In 1947, at the time of partition, almost all the Muslim community who were living in "Zira" migrated to Pakistan. They settled in "Pakpattan", "Khanewal", "Vehari", "Sahiwal" and "Muzaffargarh" districts of Western Punjab. They engaged in farming, business and government services. Most of them named themselves as "Zirvi" (which is a sign of love to their "dharti maan"). These people always praised the good behaviour of Sikhs and Hindus at the time of partition. They remember sweet memories of Zira with tears. It reflects that how a calm and prosperous town was that prior to partition where the people lived with harmony.

Zira Bomb Case, 1930 – The high-handedness of the British invaders in suppressing the rising tide of freedom movement in India with the worst type of governmental barbarity produced its reaction in the growth and spread of revolutionary activity to avenge the wrongs done to the people. One such incident in the Ferozepur District was the Zira Bomb Case of October 1930. The Zira Bar Association was formed in the same year.

==Population==
As of the 2011 Census of India, Zira had a population of 36,732. Males constitute 52% of the population and females 48%. Zira has an average literacy rate of 63%, higher than the national average of 59.5%: male literacy is 66%, and female literacy is 59%. In Zira, 13% of the population is under 6 years of age. Zira's population was 2,702 in 1853.

The table below shows the population of different religious groups in Zira city, as of 2011 census.

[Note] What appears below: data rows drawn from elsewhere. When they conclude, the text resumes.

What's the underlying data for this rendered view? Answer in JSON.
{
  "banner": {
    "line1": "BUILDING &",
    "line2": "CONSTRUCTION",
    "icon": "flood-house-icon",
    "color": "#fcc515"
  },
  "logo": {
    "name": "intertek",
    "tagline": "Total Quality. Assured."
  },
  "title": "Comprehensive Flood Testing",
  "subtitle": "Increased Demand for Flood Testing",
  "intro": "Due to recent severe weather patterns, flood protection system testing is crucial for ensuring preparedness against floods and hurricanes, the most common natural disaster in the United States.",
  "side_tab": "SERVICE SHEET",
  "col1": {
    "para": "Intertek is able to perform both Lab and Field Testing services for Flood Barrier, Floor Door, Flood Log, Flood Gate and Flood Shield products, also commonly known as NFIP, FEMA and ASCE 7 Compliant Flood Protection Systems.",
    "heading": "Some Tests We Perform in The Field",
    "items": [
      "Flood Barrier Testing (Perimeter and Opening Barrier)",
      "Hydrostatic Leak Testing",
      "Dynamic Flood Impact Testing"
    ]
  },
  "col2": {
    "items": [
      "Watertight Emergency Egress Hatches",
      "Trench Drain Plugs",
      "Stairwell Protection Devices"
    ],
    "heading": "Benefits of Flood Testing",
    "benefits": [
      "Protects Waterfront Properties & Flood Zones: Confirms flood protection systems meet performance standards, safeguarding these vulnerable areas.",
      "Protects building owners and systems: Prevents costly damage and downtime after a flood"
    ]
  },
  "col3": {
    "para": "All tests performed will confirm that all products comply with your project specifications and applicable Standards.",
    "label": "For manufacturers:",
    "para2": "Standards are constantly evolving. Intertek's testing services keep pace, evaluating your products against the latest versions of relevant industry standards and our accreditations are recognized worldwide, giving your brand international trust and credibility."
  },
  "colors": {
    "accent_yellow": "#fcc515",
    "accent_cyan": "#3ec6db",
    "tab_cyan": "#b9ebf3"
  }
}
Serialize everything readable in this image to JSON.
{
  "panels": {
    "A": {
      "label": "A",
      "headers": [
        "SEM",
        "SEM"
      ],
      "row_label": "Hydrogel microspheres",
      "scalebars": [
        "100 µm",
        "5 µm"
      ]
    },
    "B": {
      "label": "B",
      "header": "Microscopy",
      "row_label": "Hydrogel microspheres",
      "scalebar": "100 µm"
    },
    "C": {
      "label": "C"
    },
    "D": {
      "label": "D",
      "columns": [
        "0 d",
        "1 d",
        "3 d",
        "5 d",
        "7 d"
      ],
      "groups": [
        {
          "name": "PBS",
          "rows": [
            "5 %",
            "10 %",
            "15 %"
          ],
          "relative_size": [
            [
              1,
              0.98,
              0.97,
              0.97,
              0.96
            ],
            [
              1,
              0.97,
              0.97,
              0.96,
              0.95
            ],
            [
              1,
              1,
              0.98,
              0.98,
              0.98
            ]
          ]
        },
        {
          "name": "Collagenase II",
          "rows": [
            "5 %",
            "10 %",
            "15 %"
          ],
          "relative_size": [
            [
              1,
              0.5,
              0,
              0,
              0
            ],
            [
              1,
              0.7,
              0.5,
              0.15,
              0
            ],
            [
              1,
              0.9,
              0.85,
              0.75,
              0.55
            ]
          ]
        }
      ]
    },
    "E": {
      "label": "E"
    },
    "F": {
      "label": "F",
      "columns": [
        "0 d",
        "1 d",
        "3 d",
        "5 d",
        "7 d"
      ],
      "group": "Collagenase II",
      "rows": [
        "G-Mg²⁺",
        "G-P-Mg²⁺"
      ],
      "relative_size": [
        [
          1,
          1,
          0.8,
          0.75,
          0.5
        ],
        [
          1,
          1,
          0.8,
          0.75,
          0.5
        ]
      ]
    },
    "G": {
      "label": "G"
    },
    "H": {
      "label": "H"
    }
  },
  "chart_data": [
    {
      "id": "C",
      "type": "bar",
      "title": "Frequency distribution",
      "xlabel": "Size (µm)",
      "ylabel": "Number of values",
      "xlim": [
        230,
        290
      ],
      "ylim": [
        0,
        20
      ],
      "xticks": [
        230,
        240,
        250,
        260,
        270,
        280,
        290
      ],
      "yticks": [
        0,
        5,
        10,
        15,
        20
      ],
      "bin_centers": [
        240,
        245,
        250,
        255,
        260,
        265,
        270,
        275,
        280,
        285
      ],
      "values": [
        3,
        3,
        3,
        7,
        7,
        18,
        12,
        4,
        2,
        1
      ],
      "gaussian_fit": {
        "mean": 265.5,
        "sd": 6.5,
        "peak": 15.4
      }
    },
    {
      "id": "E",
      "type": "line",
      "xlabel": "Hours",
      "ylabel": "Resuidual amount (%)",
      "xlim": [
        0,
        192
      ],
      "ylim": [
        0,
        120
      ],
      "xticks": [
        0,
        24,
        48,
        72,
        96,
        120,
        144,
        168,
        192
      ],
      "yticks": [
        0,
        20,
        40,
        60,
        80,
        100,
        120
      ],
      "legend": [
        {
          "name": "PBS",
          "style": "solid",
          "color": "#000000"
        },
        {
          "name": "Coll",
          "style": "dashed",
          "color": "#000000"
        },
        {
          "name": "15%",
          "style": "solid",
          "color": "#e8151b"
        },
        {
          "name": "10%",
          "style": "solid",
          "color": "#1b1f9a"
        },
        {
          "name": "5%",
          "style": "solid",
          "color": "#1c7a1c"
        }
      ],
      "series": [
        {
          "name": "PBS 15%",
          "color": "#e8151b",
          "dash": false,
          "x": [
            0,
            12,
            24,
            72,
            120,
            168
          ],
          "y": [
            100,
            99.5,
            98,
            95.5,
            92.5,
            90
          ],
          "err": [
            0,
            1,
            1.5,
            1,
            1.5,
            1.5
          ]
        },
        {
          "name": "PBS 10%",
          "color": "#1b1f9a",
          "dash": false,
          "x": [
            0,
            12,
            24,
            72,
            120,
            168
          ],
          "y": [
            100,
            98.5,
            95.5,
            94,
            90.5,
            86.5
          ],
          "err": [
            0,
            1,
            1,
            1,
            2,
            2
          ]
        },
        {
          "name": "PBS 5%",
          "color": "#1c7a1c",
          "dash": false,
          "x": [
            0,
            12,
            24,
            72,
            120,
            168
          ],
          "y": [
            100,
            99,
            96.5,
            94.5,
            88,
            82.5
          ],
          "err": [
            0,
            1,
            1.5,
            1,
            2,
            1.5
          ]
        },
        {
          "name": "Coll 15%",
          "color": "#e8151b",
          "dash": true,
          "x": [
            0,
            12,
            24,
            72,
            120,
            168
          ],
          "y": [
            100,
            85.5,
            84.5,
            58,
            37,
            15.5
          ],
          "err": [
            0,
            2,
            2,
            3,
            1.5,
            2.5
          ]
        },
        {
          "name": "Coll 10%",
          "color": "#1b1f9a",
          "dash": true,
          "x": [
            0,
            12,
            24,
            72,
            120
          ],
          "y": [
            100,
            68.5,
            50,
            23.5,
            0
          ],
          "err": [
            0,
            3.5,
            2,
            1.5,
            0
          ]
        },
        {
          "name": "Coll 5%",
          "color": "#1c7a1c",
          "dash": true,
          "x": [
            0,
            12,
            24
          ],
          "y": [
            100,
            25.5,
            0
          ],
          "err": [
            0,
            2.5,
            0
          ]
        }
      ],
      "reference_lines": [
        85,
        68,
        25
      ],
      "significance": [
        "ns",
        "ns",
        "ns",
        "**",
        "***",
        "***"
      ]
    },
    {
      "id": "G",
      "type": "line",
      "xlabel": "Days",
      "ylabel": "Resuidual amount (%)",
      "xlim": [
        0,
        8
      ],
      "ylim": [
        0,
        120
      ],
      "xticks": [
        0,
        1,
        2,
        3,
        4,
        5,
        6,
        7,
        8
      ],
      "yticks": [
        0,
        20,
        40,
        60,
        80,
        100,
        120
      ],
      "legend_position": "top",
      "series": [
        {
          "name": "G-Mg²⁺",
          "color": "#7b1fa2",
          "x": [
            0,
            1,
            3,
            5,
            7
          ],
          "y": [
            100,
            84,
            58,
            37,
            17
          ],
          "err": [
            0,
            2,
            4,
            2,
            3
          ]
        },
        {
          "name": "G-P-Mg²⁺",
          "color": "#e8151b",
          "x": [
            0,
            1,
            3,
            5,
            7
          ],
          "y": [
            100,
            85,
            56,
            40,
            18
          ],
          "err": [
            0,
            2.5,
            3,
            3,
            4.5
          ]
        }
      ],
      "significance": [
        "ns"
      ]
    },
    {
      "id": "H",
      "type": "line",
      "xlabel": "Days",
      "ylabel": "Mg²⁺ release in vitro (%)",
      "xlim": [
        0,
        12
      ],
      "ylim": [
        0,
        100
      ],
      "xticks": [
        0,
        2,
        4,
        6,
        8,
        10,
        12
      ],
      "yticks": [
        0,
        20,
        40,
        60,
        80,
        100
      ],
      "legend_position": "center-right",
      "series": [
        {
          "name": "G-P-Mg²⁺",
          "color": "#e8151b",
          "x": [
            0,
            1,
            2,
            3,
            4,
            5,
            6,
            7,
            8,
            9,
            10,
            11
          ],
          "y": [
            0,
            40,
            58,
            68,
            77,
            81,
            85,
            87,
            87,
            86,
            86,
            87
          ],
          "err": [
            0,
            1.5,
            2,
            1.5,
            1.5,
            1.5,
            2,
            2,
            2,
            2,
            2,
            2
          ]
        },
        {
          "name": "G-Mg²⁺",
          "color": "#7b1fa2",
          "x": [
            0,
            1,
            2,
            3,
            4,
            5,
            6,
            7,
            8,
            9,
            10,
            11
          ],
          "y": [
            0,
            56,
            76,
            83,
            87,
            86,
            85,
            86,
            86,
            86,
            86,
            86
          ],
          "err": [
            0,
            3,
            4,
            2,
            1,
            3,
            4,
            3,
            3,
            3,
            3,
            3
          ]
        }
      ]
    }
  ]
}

Population by religious groups in Zira city, 2011 census
| Religion | Total | Female | Male |
|---|---|---|---|
| Sikh | 22,515 | 10,744 | 11,771 |
| Hindu | 14,000 | 6700 | 7300 |
| Christian | 403 | 196 | 207 |
| Muslim | 213 | 99 | 114 |
| Jain | 173 | 86 | 87 |
| Buddhist | 4 | 1 | 3 |
| Other religions | 3 | 1 | 2 |
| Not stated | 110 | 57 | 53 |
| Total | 37,498 | 17,888 | 19,610 |

==Politics==
The town is a part of Zira Assembly Constituency. Naresh Kataria of Aam Aadmi Party is the MLA elected in 2022 Punjab Legislative Assembly election.

==Education==

Schools and colleges in Zira
- Bhai gurdas mal school for girls
- Shri Atam Vallabh Jain Vidyapeeth Society
- Ambrosial Public School
- Government College Zira
- DPD College
- Doon Valley Cambridge School
- Paradise Public Senior Secondary School
- Jiwan Mall Government Senior Secondary School
- Shri Guru Nanak Sahib Public High School, Zira.
- Sh Tara Chand Aggarwal Sd Sikhsha Sadan Zira.